秘める二人の、叶わぬ恋の進め方。

──‥。

物語の筋は、前に作品を読んだ事があったので理解していたが、それでも引き込まれた。

セリフは、
一言一句そのままに小説通りなようだった。

武者小路実篤の作品はあの日本文学特有の言葉の難しさがないから、セリフとしてそのまま引っ張ってきていても、違和感も小難しさも無くて良かった。

そしてなにより。


「野島がすごく良かったです」


劇場を人だかりをかけわけながらやっとフロアまで出て、言いたくて言いたくて仕方がなかった感想が口をついた。

俺も驚いた、と言って最上さんが頷く。

「私、前に小説読んだ時は野島なんて思い上がり激しくて自意識過剰で好きじゃなかったんですけど、なんか今日の舞台での野島は憎めませんでした」

「だよな。
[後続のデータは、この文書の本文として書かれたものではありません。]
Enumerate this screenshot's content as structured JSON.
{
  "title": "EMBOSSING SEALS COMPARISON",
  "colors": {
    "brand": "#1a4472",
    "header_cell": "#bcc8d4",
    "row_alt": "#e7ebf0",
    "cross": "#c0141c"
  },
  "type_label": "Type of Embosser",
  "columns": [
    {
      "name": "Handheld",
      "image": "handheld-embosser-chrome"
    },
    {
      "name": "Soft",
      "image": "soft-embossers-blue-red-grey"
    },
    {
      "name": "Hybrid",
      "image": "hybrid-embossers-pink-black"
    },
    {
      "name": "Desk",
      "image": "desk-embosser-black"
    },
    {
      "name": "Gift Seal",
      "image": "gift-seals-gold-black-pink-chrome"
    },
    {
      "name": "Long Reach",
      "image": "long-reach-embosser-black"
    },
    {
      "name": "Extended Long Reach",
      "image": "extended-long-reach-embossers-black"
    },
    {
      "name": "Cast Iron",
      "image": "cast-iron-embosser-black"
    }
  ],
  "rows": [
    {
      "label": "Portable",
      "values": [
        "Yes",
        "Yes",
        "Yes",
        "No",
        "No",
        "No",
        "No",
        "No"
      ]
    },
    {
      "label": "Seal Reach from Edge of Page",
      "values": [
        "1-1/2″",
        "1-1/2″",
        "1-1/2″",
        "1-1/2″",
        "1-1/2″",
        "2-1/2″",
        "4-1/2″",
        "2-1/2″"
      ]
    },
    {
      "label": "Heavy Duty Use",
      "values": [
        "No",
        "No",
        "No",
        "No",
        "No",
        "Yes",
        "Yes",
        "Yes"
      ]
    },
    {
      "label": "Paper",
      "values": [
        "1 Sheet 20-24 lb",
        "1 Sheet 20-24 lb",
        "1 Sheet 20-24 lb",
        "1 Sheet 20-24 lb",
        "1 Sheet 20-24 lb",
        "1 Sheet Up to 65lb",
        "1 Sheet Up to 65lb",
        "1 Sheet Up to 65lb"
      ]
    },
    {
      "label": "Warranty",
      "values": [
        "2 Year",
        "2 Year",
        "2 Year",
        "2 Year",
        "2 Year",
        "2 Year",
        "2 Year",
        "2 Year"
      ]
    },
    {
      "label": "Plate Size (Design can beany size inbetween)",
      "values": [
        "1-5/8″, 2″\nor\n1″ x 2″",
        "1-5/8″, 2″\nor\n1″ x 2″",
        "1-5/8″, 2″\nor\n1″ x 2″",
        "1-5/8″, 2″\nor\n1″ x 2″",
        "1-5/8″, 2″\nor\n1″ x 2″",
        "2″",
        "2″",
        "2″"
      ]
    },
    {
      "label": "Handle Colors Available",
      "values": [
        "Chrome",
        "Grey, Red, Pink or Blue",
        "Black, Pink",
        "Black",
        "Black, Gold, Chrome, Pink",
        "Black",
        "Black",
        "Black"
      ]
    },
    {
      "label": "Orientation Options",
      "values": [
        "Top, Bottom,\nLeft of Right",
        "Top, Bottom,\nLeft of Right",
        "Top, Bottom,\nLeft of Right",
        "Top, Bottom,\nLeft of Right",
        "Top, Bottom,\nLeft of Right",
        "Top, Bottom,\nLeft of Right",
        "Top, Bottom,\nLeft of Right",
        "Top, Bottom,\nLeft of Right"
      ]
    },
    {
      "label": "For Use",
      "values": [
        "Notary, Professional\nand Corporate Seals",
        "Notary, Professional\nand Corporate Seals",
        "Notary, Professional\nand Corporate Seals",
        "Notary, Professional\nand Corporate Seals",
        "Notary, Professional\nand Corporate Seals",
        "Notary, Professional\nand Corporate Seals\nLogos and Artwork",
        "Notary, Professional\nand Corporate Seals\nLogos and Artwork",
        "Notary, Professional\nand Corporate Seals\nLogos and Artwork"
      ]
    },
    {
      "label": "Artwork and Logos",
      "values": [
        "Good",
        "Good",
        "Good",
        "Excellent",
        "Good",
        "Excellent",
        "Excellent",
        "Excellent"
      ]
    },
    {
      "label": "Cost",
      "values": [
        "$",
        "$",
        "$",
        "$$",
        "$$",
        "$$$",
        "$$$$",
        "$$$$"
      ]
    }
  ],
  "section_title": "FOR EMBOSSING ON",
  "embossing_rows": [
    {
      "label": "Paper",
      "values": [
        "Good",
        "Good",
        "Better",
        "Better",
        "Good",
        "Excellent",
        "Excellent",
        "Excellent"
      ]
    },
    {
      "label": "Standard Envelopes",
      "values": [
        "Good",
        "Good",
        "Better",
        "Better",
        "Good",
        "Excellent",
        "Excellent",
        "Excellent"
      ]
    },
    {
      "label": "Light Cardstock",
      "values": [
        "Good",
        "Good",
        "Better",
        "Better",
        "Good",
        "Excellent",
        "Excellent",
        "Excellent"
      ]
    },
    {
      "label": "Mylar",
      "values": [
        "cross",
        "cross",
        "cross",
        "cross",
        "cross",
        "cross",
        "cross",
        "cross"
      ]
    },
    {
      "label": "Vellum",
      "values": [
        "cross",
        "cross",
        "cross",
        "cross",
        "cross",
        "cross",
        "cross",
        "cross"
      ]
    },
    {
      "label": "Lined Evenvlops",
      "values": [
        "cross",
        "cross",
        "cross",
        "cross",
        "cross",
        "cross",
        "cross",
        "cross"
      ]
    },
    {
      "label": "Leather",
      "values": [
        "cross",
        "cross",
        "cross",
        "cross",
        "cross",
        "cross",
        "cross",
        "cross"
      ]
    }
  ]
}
台詞は同じはずなのに、役者の演じ方次第でこう‥だいぶ変わるな。同情したし、なんか可愛いかった」

「はい、なんだかユニークで愛らしかったです」

そんな風に感想を言い合いながら、自分が最上さんと自然に会話出来ている事に少し驚いた。

‥‥というか、誰かに何かの感想とか、
こんなに素直に言えた事って、あんまり無いかもしれない。